01FF00 BD 65 18 LDA $1865,X ユニットID取得
01FF03 29 FF 01 AND #$01FF 絞り込み:最大値を01FFとする
01FF06 C9 12 01 CMP #$0112 ユニットIDチェック:Zガンダム(0112)?
01FF09 F0 09 BEQ $09 $01FF14 YESならばジャンプ
01FF0B C9 13 01 CMP #$0113 ユニットIDチェック:ウェイブライダー(0113)?
01FF0E F0 04 BEQ $04 $01FF14 YESならばジャンプ
01FF10 5C 5D A0 80 JML $80A05D $00A05D(サブルーチンの続き)にジャンプ
01FF14 C2 20 REP #$20 16bit化
01FF16 38 SEC Cフラグをクリア
01FF17 6B RTL サブルーチンの終了
以上のような処理で、変形させたくない(「変形」コマンドを表示させない)機体があれば同じようにIDを記述していけばいいという方式です。
例.2)分離制限ユニットの設定。
前提として01FF80以下の空き領域に機体ID取得サブルーチンを組み立てるものとする。
「00D06D~00D070」と「02A4AE~02A4B1」と「03957B~03957E」の「22 23 A2 80」を「22 80 FF 81」に変更し、01FF80以下に追加サブルーチンを記述。今回は「コンバトラーV(0030)」と「ザンボット3(003E)」と「ダンクーガ(0043)」がMAP上で変形できないように設定。記述内容は以下の通り。
01FF80 BD 65 18 LDA $1865,X ユニットID取得
01FF83 29 FF 01 AND #$01FF 絞り込み:最大値を01FFとする
01FF86 C9 32 00 CMP #$0032 ユニットIDチェック:コンバトラーV(0032)?
01FF89 F0 0E BEQ $0E $01FF99 YESならばジャンプ
01FF8B C9 3E 00 CMP #$003E ユニットIDチェック:ザンボット3(003E)?
01FF8E F0 09 BEQ $09 $01FF99 YESならばジャンプ
01FF90 C9 43 00 CMP #$0043 ユニットIDチェック:ダンクーガ(0043)?
01FF93 F0 04 BEQ $04 $01FF99 YESならばジャンプ
01FF95 5C 29 A2 80 JML $80A229 $00A229(サブルーチンの続き)にジャンプ
01FF99 C2 20 REP #$20 16bit化
01FF9B 38 SEC Cフラグをセット
01FF9C 6B RTL サブルーチンの終了
以上のような処理で、分離させたくない(「分離」コマンドを表示させない)機体があれば同じようにIDを記述していけばいいという方式です。
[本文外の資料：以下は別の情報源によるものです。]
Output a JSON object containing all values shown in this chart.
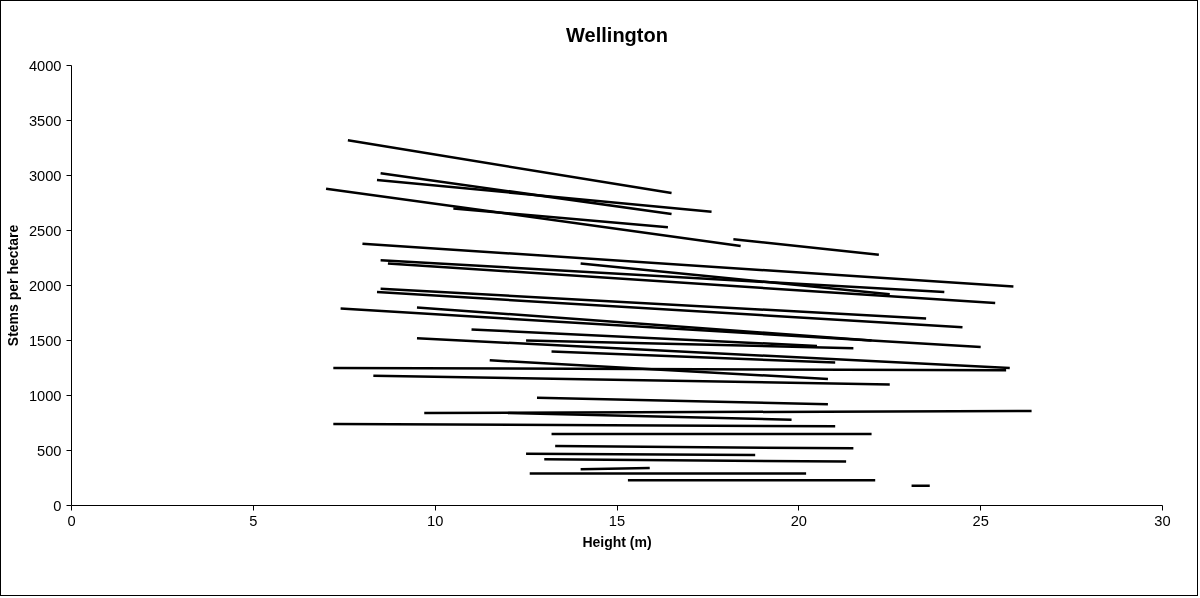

今回は割愛しましたが、これに更なる分岐条件としてイベントフラグの判定を組み込めば、ダンクーガのように特定のイベントフラグ成立後に分離や変形が可能になったり、逆に分離や変形を不能にする事も可能なので、需要と機会があればその辺りの解説もしたいところです。
これらを参考に解析の腕を磨き、依頼者の方にはいつか必ず面白いハックロムを公開していただけると私としてもありがたい限りです。